Case ID: f2d_344/html/0854-01.html
Source: Caselaw Access Project
Author: {"author": "PER CURIAM.", "license": "Public Domain", "url": "https://static.case.law/"}
Date Created: 2024-08-24T03:29:51.129683

James Curtis McKINNEY, Appellant, v. J. C. TAYLOR, Warden, United States Penitentiary, Leavenworth, Kansas, Appellee.
    No. 7982.
    United States Court of Appeals Tenth Circuit.
    April 30, 1965.
    Girts Krumins, Denver, Colo., for appellant.
    James R. Ward, Asst. U. S. Atty., Topeka, Kan. (Newell A. George, U. S. Atty., Topeka, Kan., on the brief), for appellee.
    Before PICKETT and HILL, Circuit Judges, and CHRISTENSEN, District Judge.
   PER CURIAM.

This is an appeal from an order of the United States District Court for the District of Kansas, denying the appellant’s petition for a writ of habeas corpus. On December 19, 1955, McKinney was sentenced in the United States District Court for the Middle District of Pennsylvania, to serve a term of 12% years. He is now confined in the United States Penitentiary at Leavenworth, Kansas. The substance of the allegations of his petition is that he has served his sentence and is entitled to release. The petition was dismissed without a hearing.

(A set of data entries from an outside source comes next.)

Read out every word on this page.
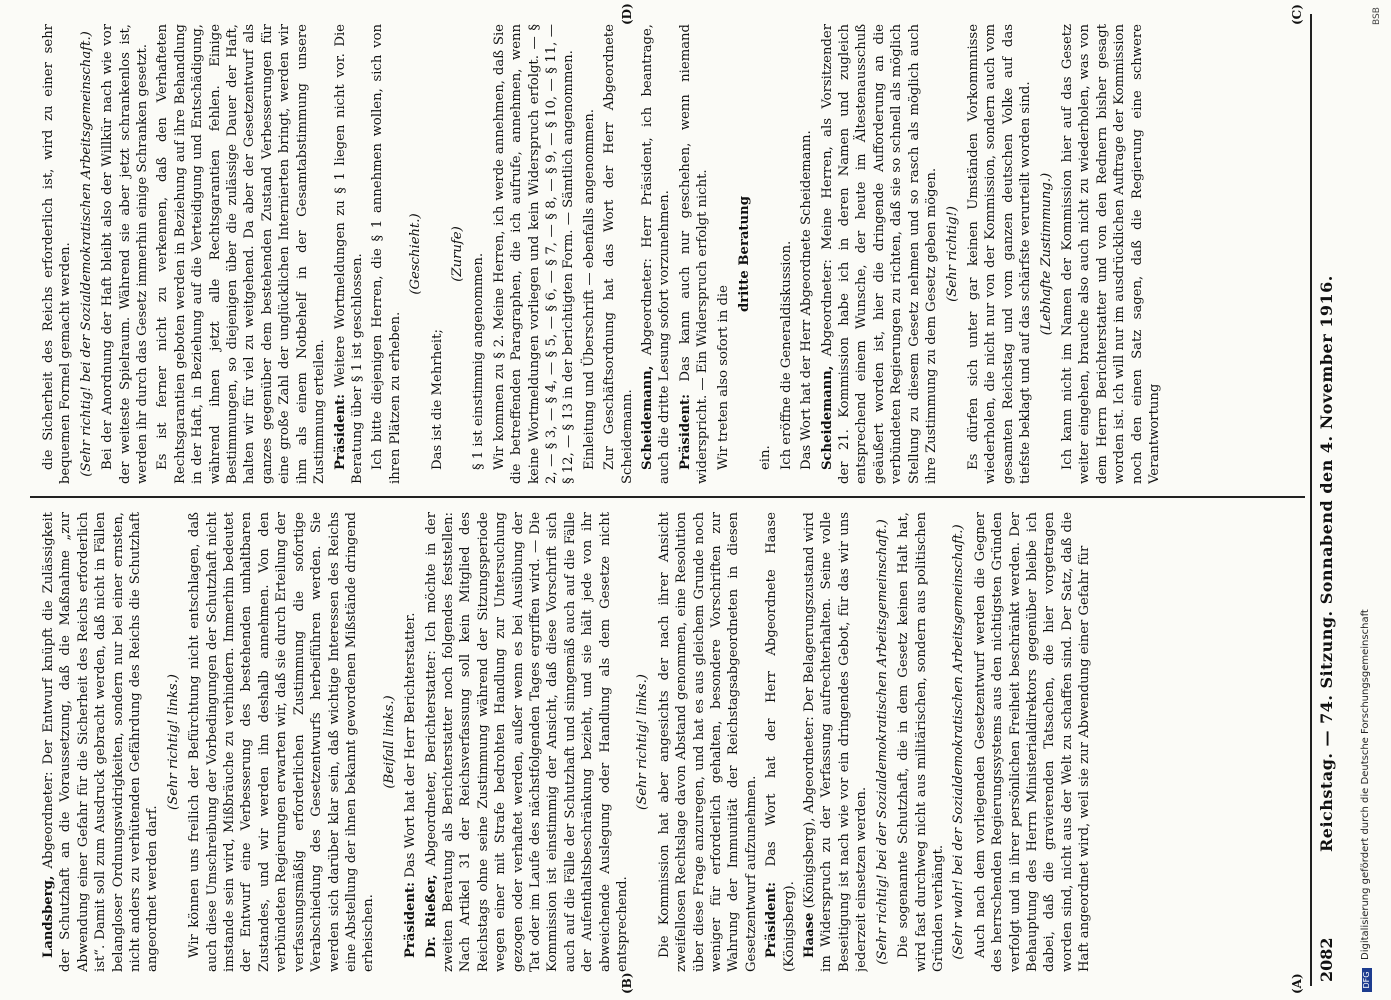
2082
Reichstag. — 74. Sitzung. Sonnabend den 4. November 1916.
(A)
(B)
(C)
(D)

Landsberg, Abgeordneter: Der Entwurf knüpft die Zulässigkeit der Schutzhaft an die Voraussetzung, daß die Maßnahme „zur Abwendung einer Gefahr für die Sicherheit des Reichs erforderlich ist“. Damit soll zum Ausdruck gebracht werden, daß nicht in Fällen belangloser Ordnungswidrigkeiten, sondern nur bei einer ernsten, nicht anders zu verhütenden Gefährdung des Reichs die Schutzhaft angeordnet werden darf.

(Sehr richtig! links.) Wir können uns freilich der Befürchtung nicht entschlagen, daß auch diese Umschreibung der Vorbedingungen der Schutzhaft nicht imstande sein wird, Mißbräuche zu verhindern. Immerhin bedeutet der Entwurf eine Verbesserung des bestehenden unhaltbaren Zustandes, und wir werden ihn deshalb annehmen. Von den verbündeten Regierungen erwarten wir, daß sie durch Erteilung der verfassungsmäßig erforderlichen Zustimmung die sofortige Verabschiedung des Gesetzentwurfs herbeiführen werden. Sie werden sich darüber klar sein, daß wichtige Interessen des Reichs eine Abstellung der ihnen bekannt gewordenen Mißstände dringend erheischen.

(Beifall links.)

Präsident: Das Wort hat der Herr Berichterstatter.

Dr. Rießer, Abgeordneter, Berichterstatter: Ich möchte in der zweiten Beratung als Berichterstatter noch folgendes feststellen: Nach Artikel 31 der Reichsverfassung soll kein Mitglied des Reichstags ohne seine Zustimmung während der Sitzungsperiode wegen einer mit Strafe bedrohten Handlung zur Untersuchung gezogen oder verhaftet werden, außer wenn es bei Ausübung der Tat oder im Laufe des nächstfolgenden Tages ergriffen wird. — Die Kommission ist einstimmig der Ansicht, daß diese Vorschrift sich auch auf die Fälle der Schutzhaft und sinngemäß auch auf die Fälle der Aufenthaltsbeschränkung bezieht, und sie hält jede von ihr abweichende Auslegung oder Handlung als dem Gesetze nicht entsprechend.

(Sehr richtig! links.) Die Kommission hat aber angesichts der nach ihrer Ansicht zweifellosen Rechtslage davon Abstand genommen, eine Resolution über diese Frage anzuregen, und hat es aus gleichem Grunde noch weniger für erforderlich gehalten, besondere Vorschriften zur Wahrung der Immunität der Reichstagsabgeordneten in diesen Gesetzentwurf aufzunehmen. Präsident: Das Wort hat der Herr Abgeordnete Haase (Königsberg). Haase (Königsberg), Abgeordneter: Der Belagerungszustand wird im Widerspruch zu der Verfassung aufrechterhalten. Seine volle Beseitigung ist nach wie vor ein dringendes Gebot, für das wir uns jederzeit einsetzen werden. (Sehr richtig! bei der Sozialdemokratischen Arbeitsgemeinschaft.) Die sogenannte Schutzhaft, die in dem Gesetz keinen Halt hat, wird fast durchweg nicht aus militärischen, sondern aus politischen Gründen verhängt. (Sehr wahr! bei der Sozialdemokratischen Arbeitsgemeinschaft.) Auch nach dem vorliegenden Gesetzentwurf werden die Gegner des herrschenden Regierungssystems aus den nichtigsten Gründen verfolgt und in ihrer persönlichen Freiheit beschränkt werden. Der Behauptung des Herrn Ministerialdirektors gegenüber bleibe ich dabei, daß die gravierenden Tatsachen, die hier vorgetragen worden sind, nicht aus der Welt zu schaffen sind. Der Satz, daß die Haft angeordnet wird, weil sie zur Abwendung einer Gefahr für

die Sicherheit des Reichs erforderlich ist, wird zu einer sehr bequemen Formel gemacht werden. (Sehr richtig! bei der Sozialdemokratischen Arbeitsgemeinschaft.) Bei der Anordnung der Haft bleibt also der Willkür nach wie vor der weiteste Spielraum. Während sie aber jetzt schrankenlos ist, werden ihr durch das Gesetz immerhin einige Schranken gesetzt. Es ist ferner nicht zu verkennen, daß den Verhafteten Rechtsgarantien geboten werden in Beziehung auf ihre Behandlung in der Haft, in Beziehung auf die Verteidigung und Entschädigung, während ihnen jetzt alle Rechtsgarantien fehlen. Einige Bestimmungen, so diejenigen über die zulässige Dauer der Haft, halten wir für viel zu weitgehend. Da aber der Gesetzentwurf als ganzes gegenüber dem bestehenden Zustand Verbesserungen für eine große Zahl der unglücklichen Internierten bringt, werden wir ihm als einem Notbehelf in der Gesamtabstimmung unsere Zustimmung erteilen. Präsident: Weitere Wortmeldungen zu § 1 liegen nicht vor. Die Beratung über § 1 ist geschlossen. Ich bitte diejenigen Herren, die § 1 annehmen wollen, sich von ihren Plätzen zu erheben.

(Geschieht.)

Das ist die Mehrheit;

(Zurufe) § 1 ist einstimmig angenommen. Wir kommen zu § 2. Meine Herren, ich werde annehmen, daß Sie die betreffenden Paragraphen, die ich aufrufe, annehmen, wenn keine Wortmeldungen vorliegen und kein Widerspruch erfolgt. — § 2, — § 3, — § 4, — § 5, — § 6, — § 7, — § 8, — § 9, — § 10, — § 11, — § 12, — § 13 in der berichtigten Form. — Sämtlich angenommen. Einleitung und Überschrift — ebenfalls angenommen. Zur Geschäftsordnung hat das Wort der Herr Abgeordnete Scheidemann. Scheidemann, Abgeordneter: Herr Präsident, ich beantrage, auch die dritte Lesung sofort vorzunehmen. Präsident: Das kann auch nur geschehen, wenn niemand widerspricht. — Ein Widerspruch erfolgt nicht. Wir treten also sofort in die

dritte Beratung

ein. Ich eröffne die Generaldiskussion. Das Wort hat der Herr Abgeordnete Scheidemann. Scheidemann, Abgeordneter: Meine Herren, als Vorsitzender der 21. Kommission habe ich in deren Namen und zugleich entsprechend einem Wunsche, der heute im Ältestenausschuß geäußert worden ist, hier die dringende Aufforderung an die verbündeten Regierungen zu richten, daß sie so schnell als möglich Stellung zu diesem Gesetz nehmen und so rasch als möglich auch ihre Zustimmung zu dem Gesetz geben mögen. (Sehr richtig!) Es dürfen sich unter gar keinen Umständen Vorkommnisse wiederholen, die nicht nur von der Kommission, sondern auch vom gesamten Reichstag und vom ganzen deutschen Volke auf das tiefste beklagt und auf das schärfste verurteilt worden sind. (Lebhafte Zustimmung.) Ich kann nicht im Namen der Kommission hier auf das Gesetz weiter eingehen, brauche also auch nicht zu wiederholen, was von dem Herrn Berichterstatter und von den Rednern bisher gesagt worden ist. Ich will nur im ausdrücklichen Auftrage der Kommission noch den einen Satz sagen, daß die Regierung eine schwere Verantwortung

DFG
Digitalisierung gefördert durch die Deutsche Forschungsgemeinschaft
BSB
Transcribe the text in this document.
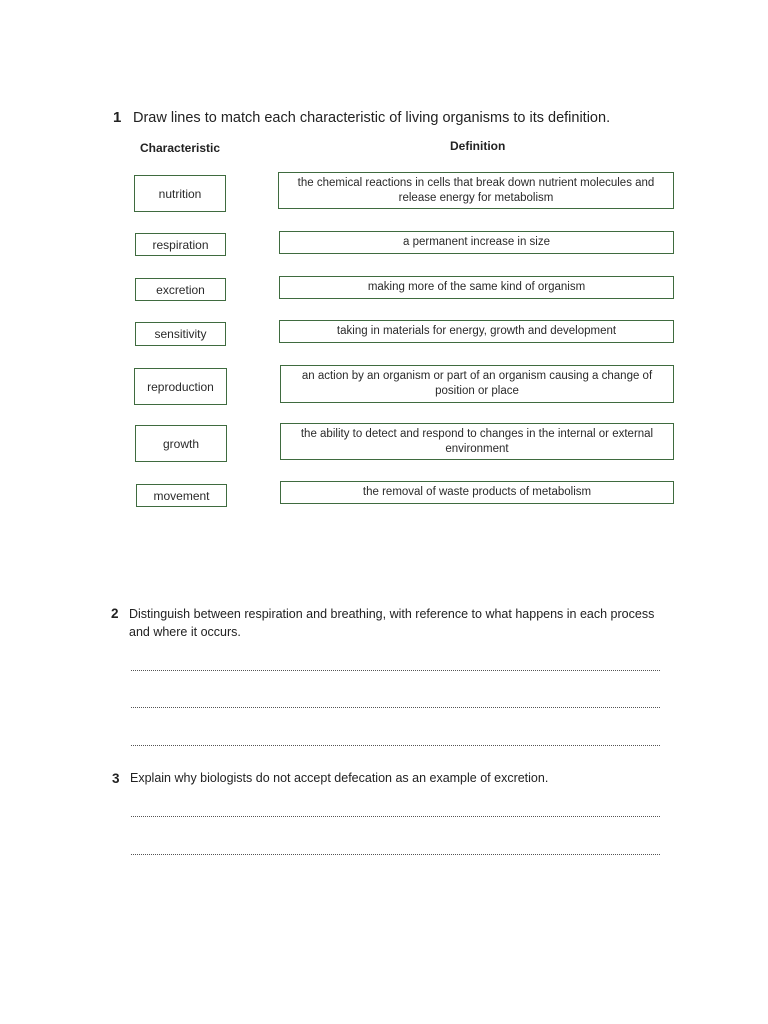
1 Draw lines to match each characteristic of living organisms to its definition.
Characteristic	Definition
nutrition
respiration
excretion
sensitivity
reproduction
growth
movement
the chemical reactions in cells that break down nutrient molecules and release energy for metabolism
a permanent increase in size
making more of the same kind of organism
taking in materials for energy, growth and development
an action by an organism or part of an organism causing a change of position or place
the ability to detect and respond to changes in the internal or external environment
the removal of waste products of metabolism
2 Distinguish between respiration and breathing, with reference to what happens in each process and where it occurs.
3 Explain why biologists do not accept defecation as an example of excretion.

On July 15, 1963, the United States Board of Parole released McKinney on parole. He was immediately delivered to the state authorities of North Carolina on a detainer lodged by that state with the warden of the United States Penitentiary at Atlanta, Georgia. The record does not show the disposition which North Carolina made of the charges against petitioner, but sometime thereafter he was taken into custody as a parole violator. He is now confined in the United States Penitentiary at Leavenworth, Kansas, where he is serving the remainder of his sentence.

The trial court thought that the petition raised only the question of whether the petitioner was entitled to credit on his sentence for the time spent in state custody. The petition was prepared by McKinney, and giving it the liberal construction which we should, it raises the question of whether statutory and industrial good-time has been properly allowed. This can be determined only by a transcript of good-time allowances which should be furnished by the warden and a determination made by the court.

The order dismissing the petition is reversed and the cause is remanded for further proceedings in accordance with the views herein expressed.